BTW, that list was by no means exhaustive.  In the past couple of hours
I've thought of a couple more, I'm sure others could easily add to the list:

7. Use of infix notation means that math formulas look dramatically
different in Clojure than in math form, and therefore, it is difficult to
determine at a glance whether a formula as implemented in Clojure matches.
8. Arrays in many domains are more naturally expressed as 1-based, but in
Clojure, they are 0-based.  I've encountered a lot of code that was
confusing because of lots of increments/decrements to shift back and forth
between the problem as specified with 1-based implementation and the
0-based implementation imposed by Clojure.  Lots of opportunities for
off-by-one errors and/or later confusion when other readers try to make
sense out of the code.
9. Clojure's ease of functional composition can result in deeply nested
calls that are far easier to write than they are to read.

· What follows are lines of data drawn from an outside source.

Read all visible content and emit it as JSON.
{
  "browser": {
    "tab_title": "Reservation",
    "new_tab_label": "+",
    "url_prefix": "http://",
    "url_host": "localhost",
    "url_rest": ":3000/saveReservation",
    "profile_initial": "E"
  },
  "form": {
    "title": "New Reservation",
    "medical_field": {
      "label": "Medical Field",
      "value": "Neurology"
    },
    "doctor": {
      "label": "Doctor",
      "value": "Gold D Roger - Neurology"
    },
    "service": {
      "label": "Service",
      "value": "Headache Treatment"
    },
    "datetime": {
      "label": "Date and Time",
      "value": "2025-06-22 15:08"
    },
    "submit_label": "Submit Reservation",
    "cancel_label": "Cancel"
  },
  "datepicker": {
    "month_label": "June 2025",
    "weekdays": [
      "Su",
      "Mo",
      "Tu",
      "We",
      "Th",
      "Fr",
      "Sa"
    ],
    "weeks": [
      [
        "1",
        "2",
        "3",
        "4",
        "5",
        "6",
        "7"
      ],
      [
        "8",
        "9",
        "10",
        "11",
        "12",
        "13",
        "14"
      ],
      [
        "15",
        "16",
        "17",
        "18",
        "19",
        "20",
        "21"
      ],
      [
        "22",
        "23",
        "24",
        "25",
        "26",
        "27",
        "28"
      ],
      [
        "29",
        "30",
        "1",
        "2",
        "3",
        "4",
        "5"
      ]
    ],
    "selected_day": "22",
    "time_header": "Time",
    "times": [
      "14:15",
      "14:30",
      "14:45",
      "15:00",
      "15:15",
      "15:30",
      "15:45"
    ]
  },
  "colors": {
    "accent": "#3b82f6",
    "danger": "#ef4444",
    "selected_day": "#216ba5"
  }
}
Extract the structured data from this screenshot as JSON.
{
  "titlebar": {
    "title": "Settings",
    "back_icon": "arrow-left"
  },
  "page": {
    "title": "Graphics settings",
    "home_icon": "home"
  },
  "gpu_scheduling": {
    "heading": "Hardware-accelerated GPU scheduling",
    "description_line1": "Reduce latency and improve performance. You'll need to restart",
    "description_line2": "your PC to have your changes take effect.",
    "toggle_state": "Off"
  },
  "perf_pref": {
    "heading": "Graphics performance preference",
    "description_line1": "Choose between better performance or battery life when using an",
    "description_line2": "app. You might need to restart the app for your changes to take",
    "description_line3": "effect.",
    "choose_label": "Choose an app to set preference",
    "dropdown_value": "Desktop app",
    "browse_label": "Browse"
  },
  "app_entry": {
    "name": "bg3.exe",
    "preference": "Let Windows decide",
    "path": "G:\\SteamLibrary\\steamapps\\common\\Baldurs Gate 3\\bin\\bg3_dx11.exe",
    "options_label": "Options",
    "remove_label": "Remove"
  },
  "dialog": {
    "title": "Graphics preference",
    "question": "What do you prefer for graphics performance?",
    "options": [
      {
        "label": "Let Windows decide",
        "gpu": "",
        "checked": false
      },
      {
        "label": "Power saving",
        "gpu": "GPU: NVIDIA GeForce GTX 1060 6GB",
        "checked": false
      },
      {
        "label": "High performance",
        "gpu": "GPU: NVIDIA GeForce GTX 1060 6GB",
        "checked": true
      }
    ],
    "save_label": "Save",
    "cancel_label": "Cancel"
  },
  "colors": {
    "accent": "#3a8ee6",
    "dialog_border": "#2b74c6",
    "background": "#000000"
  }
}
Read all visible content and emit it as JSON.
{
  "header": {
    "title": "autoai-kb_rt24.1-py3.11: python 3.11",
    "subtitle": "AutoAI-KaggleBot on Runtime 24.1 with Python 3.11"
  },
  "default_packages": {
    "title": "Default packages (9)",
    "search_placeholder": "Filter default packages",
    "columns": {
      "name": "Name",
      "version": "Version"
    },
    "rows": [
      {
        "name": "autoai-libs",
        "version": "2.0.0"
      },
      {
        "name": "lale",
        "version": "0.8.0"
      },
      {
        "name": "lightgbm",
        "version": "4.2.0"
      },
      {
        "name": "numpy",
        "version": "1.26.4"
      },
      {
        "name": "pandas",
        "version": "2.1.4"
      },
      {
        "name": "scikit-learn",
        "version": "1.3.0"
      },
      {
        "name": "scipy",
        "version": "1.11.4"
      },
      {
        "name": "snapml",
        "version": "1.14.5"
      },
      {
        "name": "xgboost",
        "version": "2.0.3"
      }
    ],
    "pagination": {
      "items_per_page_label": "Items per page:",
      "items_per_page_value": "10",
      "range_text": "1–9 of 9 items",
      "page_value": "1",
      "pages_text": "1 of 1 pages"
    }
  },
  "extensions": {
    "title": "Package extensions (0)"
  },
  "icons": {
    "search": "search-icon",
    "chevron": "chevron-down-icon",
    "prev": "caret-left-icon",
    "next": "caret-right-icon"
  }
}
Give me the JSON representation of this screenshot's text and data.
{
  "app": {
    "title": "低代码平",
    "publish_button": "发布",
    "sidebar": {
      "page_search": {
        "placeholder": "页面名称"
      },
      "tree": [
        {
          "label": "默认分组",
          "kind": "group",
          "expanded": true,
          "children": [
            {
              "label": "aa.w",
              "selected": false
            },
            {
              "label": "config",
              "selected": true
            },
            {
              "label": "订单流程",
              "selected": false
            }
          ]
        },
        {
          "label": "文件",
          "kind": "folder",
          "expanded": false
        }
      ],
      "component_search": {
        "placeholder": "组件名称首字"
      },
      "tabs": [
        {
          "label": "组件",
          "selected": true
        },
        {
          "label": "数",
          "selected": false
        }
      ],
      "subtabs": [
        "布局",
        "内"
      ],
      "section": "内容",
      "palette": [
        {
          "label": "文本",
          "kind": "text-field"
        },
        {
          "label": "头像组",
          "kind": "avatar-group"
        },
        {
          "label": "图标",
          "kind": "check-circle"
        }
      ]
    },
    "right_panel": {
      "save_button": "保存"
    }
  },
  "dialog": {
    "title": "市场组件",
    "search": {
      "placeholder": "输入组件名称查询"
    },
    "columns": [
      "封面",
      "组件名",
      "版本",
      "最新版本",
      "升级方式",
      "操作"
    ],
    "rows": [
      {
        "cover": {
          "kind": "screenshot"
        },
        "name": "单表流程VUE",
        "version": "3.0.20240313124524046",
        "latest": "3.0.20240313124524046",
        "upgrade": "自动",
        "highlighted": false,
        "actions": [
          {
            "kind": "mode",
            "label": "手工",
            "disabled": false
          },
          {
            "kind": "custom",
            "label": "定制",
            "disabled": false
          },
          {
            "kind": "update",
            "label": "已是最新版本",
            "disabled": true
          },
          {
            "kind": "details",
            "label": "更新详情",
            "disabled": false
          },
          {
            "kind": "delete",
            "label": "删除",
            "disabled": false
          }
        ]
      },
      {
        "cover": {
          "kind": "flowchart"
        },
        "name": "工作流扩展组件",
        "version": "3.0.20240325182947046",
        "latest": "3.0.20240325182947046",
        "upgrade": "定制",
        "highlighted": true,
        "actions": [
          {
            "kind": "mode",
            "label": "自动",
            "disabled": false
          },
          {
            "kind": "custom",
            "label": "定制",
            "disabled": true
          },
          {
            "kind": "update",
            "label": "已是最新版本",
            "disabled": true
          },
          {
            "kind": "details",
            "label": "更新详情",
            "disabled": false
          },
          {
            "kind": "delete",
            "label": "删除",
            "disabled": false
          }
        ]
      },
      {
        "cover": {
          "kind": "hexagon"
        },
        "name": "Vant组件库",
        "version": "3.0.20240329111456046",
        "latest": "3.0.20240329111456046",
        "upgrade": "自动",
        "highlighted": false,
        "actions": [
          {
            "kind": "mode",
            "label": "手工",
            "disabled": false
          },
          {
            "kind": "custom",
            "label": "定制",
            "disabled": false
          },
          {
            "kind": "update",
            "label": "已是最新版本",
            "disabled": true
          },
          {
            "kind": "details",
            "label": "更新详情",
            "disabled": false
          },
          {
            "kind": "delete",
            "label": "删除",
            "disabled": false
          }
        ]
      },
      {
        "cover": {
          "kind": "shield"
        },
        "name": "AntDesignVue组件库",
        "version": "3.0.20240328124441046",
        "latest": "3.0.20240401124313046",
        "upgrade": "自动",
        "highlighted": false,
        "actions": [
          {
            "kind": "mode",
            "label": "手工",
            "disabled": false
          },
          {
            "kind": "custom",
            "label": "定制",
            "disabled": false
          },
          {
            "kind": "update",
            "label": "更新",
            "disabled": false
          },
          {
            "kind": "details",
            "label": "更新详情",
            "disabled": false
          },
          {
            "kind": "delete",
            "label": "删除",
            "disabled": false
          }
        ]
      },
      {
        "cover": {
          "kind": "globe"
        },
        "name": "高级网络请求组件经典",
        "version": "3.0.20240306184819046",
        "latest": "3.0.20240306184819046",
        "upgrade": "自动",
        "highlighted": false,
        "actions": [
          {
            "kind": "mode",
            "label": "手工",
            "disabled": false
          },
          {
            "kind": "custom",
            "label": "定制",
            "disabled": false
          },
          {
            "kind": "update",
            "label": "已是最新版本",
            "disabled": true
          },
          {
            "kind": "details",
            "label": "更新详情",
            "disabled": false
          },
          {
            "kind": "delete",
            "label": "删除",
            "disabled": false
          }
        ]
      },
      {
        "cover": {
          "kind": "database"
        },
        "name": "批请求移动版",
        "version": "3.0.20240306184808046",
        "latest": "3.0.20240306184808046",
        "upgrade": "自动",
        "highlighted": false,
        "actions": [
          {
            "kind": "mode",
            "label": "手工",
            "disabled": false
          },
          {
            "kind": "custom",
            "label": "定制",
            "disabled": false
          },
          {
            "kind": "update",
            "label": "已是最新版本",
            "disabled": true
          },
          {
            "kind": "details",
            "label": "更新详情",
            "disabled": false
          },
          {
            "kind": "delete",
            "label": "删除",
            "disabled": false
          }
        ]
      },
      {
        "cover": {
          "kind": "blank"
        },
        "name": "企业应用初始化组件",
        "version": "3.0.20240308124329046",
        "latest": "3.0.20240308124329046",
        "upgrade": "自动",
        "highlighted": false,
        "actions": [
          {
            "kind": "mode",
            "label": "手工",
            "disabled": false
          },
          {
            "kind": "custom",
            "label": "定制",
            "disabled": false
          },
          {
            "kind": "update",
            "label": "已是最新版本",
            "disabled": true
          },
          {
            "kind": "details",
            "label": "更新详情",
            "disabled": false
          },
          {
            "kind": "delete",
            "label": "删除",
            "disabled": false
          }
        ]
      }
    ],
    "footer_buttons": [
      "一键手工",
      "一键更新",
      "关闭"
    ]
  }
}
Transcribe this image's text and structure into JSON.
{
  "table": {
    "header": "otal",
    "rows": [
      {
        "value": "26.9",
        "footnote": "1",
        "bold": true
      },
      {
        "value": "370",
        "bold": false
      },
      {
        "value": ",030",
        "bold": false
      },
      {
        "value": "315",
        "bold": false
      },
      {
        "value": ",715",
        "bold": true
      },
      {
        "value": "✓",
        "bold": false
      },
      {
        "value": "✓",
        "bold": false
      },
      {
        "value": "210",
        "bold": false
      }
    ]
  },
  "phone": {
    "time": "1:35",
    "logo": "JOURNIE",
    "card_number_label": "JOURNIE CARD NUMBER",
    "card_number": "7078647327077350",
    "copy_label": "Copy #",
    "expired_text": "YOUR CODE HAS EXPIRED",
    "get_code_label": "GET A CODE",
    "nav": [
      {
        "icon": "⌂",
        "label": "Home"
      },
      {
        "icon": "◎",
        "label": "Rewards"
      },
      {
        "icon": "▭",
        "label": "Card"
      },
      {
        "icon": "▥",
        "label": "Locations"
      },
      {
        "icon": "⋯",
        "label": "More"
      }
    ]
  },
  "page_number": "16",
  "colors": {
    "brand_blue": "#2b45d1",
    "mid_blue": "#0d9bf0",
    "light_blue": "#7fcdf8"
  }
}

10. Unlike most other languages, every time you give names to local
variables with let, you add a level of indentation.  Especially with
alternations of let and if/cond, you can easily end up with "rightward
drift" that makes code harder to read.

These are things we learn to live with.  If these were show-stoppers, I'd
be using another language, but they are not, so on balance I prefer Clojure
with its other many strengths.  My only point is that by no means is
Clojure a pinnacle of expressiveness where all code is miraculously obvious.